A personal finance simulator for real what-if decisions

A simulator is useful when you are not asking what your balance is today but what happens if you change the plan. Saldenza is built around that second question.

  • Run what-if scenarios instead of editing one permanent plan.
  • See how timing changes ripple through the rest of the model.
  • Use deterministic projections and scenario comparison together.

Why people look for a simulator instead of a tracker

A tracker explains the present. A simulator explores the future. That distinction matters when the decision in front of you is about timing, tradeoffs, and uncertainty rather than current balances alone.

If you are trying to answer whether to retire earlier, pay off a loan faster, or save more for five years, you are really looking for simulation behavior.

What a useful simulation changes

Useful simulations change more than one line. Raising savings can reduce spending capacity now and improve future balances. Changing retirement timing can alter income years, withdrawals, investment runway, and debt payoff schedules at the same time.

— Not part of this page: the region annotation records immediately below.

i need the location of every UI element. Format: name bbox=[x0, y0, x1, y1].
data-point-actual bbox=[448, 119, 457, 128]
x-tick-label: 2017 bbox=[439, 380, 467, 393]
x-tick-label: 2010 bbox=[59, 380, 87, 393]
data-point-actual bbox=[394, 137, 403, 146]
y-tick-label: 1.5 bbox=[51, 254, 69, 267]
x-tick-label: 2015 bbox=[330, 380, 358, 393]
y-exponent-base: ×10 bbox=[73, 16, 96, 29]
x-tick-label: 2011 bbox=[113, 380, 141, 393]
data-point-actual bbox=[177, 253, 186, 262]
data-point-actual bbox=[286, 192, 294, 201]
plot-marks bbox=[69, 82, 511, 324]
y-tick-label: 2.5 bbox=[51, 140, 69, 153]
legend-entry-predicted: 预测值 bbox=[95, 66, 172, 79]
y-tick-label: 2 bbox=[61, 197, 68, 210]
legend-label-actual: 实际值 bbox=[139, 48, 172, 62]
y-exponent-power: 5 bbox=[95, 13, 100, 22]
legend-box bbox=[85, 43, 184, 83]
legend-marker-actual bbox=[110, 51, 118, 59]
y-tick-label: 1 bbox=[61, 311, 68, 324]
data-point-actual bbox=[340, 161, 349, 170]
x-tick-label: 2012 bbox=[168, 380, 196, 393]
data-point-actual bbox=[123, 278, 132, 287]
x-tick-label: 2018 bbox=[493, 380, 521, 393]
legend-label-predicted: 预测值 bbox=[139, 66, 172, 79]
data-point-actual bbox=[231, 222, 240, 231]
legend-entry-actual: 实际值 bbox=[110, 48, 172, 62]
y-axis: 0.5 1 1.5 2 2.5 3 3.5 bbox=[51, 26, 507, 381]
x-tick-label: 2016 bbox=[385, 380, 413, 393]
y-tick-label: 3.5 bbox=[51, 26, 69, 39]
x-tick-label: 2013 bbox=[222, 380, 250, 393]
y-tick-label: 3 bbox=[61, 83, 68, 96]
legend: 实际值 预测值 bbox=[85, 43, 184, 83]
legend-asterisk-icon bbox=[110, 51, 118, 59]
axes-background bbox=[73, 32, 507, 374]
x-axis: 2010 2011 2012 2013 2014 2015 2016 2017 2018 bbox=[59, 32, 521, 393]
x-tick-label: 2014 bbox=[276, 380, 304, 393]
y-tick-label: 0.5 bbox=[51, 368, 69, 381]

  • Retirement date and phased retirement.
  • Savings and allocation changes.
  • Debt payoff acceleration.
  • Large purchase timing.
  • Temporary drops or jumps in income and expenses.

How Saldenza makes scenario work practical

Saldenza keeps a baseline projection and lets you create alternative scenarios instead of overwriting the original model. That is critical when you want to compare tradeoffs cleanly and avoid losing the current plan.

Frequently asked questions

What makes a simulator better than a static retirement calculator?

A simulator can handle many connected changes at once and preserve multiple scenarios. Static calculators are faster for one question but usually too narrow for full-plan decisions.